原作ではこうしたよくも悪くも奔放なキャラクターが垣間見えるスナフキンなのですが、彼が他の登場人物たちと決定的に違うところは、自分ひとりになることを恐れていないところでしょう。ハーモニカで作曲をしているとき、メロディーが降りてくる瞬間をなによりも大切にしている。人間関係がイヤなのではなく、霊感、インスピレーションを自然から受け取りたいから、あえて独りになる。スナフキンはそんな芸術家の元型的存在として描かれていたんじゃないかと思います。
ムーミン作品の登場人物は、作者であるトーベ・ヤンソンの周りの実在の人物が投影されていることが多いそうですが、スナフキンの場合、それはトーベが若い頃に結婚まで考えたアトス・ヴィルタネンという男性だったと言われています。哲学者、政治家、詩人でもあった彼は、スナフキンとよく似た緑のとんがり帽子をかぶっていたのだとか。
ムーミンはスナフキンに憧れがあって、旅に出るスナフキンについて行きたいのですが、邪魔になっちゃうから、自分は帰ってくるのを待っている。そんなところに、当時の2人の関係が投影されていたのかもしれません。トーベと彼は長く付き合っていましたが、政治的なことや戦争などさまざまな事情で結婚には至らず、そのうちトーベに同性の恋人ができて、結局アトスとは破局しました。
しかしそれでも、スナフキンは主人公ムーミンの親友として描かれ、自由と旅を愛しつつ、ムーミンたちと過ごす時間も大切にし、大好きな作曲を邪魔されてムッとしたかと思えば、ムーミン谷の住人たちと無邪気に、ときには過激に戯れもしたのです。

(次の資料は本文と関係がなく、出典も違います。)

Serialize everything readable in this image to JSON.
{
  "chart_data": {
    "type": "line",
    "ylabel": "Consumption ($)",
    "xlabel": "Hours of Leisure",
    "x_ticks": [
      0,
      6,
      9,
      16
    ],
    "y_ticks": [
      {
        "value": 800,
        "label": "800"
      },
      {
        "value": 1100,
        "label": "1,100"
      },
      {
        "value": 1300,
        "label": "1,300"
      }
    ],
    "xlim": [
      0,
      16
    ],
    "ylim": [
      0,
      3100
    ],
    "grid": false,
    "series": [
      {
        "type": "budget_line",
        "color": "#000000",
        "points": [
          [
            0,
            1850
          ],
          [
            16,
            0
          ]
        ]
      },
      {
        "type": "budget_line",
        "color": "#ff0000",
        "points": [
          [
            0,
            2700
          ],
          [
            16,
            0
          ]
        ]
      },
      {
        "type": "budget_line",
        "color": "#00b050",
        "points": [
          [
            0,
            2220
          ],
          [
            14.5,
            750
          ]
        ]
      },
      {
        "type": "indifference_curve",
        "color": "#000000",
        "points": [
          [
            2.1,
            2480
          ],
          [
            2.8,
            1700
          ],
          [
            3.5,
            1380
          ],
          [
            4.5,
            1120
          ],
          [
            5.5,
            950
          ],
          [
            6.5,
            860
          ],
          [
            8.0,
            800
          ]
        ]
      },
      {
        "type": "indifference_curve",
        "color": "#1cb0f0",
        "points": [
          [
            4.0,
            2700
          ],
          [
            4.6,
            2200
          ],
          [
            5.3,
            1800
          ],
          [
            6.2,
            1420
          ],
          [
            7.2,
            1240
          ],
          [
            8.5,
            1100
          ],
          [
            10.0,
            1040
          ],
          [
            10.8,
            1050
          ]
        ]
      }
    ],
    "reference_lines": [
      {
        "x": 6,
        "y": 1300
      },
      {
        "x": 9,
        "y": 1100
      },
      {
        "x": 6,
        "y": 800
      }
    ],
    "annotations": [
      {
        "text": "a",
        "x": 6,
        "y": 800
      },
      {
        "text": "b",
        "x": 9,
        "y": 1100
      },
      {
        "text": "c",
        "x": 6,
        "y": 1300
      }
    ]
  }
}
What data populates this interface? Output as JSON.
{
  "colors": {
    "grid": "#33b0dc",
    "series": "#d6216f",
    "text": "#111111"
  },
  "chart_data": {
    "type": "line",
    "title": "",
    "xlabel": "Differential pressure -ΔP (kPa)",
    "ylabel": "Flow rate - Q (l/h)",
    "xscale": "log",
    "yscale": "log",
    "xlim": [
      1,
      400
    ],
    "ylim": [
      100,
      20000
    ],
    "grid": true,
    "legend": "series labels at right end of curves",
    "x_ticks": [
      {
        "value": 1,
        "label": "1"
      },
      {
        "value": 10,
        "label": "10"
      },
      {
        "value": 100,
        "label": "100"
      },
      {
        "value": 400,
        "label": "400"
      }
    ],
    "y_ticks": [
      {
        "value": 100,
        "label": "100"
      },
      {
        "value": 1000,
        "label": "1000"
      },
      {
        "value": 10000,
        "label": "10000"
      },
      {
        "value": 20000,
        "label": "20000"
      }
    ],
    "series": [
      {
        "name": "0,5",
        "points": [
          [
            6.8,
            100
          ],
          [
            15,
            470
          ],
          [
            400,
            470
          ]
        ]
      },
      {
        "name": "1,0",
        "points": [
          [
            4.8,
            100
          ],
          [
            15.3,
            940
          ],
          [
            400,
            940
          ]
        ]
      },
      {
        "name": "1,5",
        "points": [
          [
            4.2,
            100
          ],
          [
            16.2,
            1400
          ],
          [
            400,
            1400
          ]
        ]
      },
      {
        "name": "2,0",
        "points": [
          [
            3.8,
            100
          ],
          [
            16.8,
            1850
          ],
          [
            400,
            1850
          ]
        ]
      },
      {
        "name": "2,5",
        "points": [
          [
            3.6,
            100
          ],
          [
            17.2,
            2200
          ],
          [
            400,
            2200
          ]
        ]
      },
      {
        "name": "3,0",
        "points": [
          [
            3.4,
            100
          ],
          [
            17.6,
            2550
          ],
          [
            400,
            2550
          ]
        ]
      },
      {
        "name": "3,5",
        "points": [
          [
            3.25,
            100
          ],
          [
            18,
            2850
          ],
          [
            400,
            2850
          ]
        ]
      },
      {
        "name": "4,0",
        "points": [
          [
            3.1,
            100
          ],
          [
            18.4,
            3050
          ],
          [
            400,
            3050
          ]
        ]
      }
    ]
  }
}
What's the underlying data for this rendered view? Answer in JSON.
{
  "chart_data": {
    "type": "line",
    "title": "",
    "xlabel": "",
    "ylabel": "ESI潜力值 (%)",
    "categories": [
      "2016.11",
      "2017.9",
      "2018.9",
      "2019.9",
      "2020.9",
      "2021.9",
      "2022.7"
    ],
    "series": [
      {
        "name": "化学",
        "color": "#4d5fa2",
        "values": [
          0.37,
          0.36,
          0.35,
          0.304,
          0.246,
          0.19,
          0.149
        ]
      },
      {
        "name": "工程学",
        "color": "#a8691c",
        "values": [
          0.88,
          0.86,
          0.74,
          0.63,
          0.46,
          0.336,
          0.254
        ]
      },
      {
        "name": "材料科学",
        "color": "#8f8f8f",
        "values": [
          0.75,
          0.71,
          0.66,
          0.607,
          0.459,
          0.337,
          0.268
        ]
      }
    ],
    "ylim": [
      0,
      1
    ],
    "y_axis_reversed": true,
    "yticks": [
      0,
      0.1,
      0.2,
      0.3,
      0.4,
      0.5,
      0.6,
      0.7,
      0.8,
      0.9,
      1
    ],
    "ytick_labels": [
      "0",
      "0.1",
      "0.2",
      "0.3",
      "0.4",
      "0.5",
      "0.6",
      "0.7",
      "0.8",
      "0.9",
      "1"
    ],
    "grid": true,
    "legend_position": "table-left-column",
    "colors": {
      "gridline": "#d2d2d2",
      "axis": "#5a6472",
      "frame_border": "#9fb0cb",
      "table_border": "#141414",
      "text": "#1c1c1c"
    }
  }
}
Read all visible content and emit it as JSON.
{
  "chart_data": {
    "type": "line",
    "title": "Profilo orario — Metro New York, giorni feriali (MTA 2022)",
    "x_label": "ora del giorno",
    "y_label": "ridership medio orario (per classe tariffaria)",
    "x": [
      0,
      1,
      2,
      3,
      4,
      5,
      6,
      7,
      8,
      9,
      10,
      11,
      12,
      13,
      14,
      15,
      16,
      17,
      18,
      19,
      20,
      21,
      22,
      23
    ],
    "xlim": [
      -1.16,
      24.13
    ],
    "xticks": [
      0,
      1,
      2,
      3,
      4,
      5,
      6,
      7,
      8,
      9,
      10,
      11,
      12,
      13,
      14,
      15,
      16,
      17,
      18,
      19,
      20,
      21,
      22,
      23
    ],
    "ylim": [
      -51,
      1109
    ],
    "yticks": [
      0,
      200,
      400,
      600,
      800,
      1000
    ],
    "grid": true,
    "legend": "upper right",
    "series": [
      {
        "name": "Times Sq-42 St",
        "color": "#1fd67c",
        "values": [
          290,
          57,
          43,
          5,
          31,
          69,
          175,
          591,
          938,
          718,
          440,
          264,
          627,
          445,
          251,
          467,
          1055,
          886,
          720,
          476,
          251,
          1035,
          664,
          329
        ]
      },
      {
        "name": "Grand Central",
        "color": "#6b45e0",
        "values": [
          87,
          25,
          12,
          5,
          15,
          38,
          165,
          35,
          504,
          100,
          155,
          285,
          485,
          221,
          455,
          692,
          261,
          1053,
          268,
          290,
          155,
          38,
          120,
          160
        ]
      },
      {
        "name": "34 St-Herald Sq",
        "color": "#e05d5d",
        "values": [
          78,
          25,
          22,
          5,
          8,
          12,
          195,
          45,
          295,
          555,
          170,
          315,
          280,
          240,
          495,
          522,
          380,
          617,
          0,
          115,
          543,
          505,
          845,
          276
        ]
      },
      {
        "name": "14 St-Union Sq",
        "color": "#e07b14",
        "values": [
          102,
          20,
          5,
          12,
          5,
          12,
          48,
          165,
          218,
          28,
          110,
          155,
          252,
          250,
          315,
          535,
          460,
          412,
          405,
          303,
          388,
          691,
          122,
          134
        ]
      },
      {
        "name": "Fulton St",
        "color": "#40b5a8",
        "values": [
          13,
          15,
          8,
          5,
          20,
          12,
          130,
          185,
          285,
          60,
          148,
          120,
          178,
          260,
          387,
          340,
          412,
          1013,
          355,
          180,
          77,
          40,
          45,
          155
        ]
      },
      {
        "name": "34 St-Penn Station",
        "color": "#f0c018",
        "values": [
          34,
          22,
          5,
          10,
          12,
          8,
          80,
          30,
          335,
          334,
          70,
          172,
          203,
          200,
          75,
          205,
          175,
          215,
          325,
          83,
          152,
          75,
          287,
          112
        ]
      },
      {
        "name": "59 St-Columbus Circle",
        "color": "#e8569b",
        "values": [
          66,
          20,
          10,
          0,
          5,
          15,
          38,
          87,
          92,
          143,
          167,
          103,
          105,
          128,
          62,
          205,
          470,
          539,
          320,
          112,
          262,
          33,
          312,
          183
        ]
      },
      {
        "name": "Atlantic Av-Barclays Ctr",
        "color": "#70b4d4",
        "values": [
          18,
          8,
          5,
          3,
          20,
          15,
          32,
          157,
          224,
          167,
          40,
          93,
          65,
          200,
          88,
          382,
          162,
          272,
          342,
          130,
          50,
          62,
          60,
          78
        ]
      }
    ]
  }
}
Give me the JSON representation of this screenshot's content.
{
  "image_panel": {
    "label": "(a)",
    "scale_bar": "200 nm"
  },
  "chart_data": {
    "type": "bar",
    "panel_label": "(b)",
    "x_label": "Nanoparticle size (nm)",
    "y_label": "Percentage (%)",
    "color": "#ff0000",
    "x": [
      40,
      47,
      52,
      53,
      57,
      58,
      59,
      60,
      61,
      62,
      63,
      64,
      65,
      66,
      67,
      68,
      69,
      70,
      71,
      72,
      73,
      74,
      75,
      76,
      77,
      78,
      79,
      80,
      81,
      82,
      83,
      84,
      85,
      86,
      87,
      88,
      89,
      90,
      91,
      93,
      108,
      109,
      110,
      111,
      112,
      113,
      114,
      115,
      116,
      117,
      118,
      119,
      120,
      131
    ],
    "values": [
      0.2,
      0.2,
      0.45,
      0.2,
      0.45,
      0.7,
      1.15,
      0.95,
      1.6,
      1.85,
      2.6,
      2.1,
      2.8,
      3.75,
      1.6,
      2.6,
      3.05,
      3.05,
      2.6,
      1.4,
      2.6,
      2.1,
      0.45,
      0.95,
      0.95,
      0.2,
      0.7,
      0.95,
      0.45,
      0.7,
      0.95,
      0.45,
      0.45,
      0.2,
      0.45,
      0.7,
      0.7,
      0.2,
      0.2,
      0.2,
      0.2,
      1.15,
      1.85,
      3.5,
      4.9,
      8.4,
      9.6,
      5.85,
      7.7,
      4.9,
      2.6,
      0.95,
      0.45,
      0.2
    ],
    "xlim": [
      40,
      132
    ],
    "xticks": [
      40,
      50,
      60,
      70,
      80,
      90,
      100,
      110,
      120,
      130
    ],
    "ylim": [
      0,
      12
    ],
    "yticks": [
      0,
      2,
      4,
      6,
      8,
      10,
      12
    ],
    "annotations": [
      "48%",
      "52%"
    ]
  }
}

8月2日に自分自身の星座であるみずがめ座で満月を迎えていく今週のあなたもまた、ひとつそんなスナフキンをロールモデルに自身の生活パターンを見つめ直してみるといいでしょう。
「功績は多い。だが人は詩人としてこの世に住んでいる」
世の中の人はみな功績によって生きている。企業経営者であれ、絵描きであれ、肉屋であれ、みな生きている以上、この世に功績を残すことをやっているし、その意味でこの世は功績でいっぱいです。けれど、人はこの世で詩人として住んでいる。つまり、実用性や有効性の次元と違う生の次元に触れているじゃないかと、冒頭の詩でヘルダーリンは歌っているのです。
生活と生存のための社会的地平は水平ですが、ヘルダーリンが言っているような詩的感性はそこに垂直に立ち上がってくるものな訳で、仏教ではそういう垂直的地平を「他力」と呼びます。
それは人間が自分の力で支配できない次元、人間に対して贈られている次元であり、詩や詩的なものというのはそういう次元に人間を連れていってくれるんですね。そうすると、菩薩というのも単に神々しい存在というだけでなく、仏に向かおうとする人間の根源的な在り方の問題ということにもなってくる。
今週のみずがめ座もまた、そういう垂直的な次元に触れているそのところで、ひとりの菩薩と化していくことがテーマとなっていきそうです。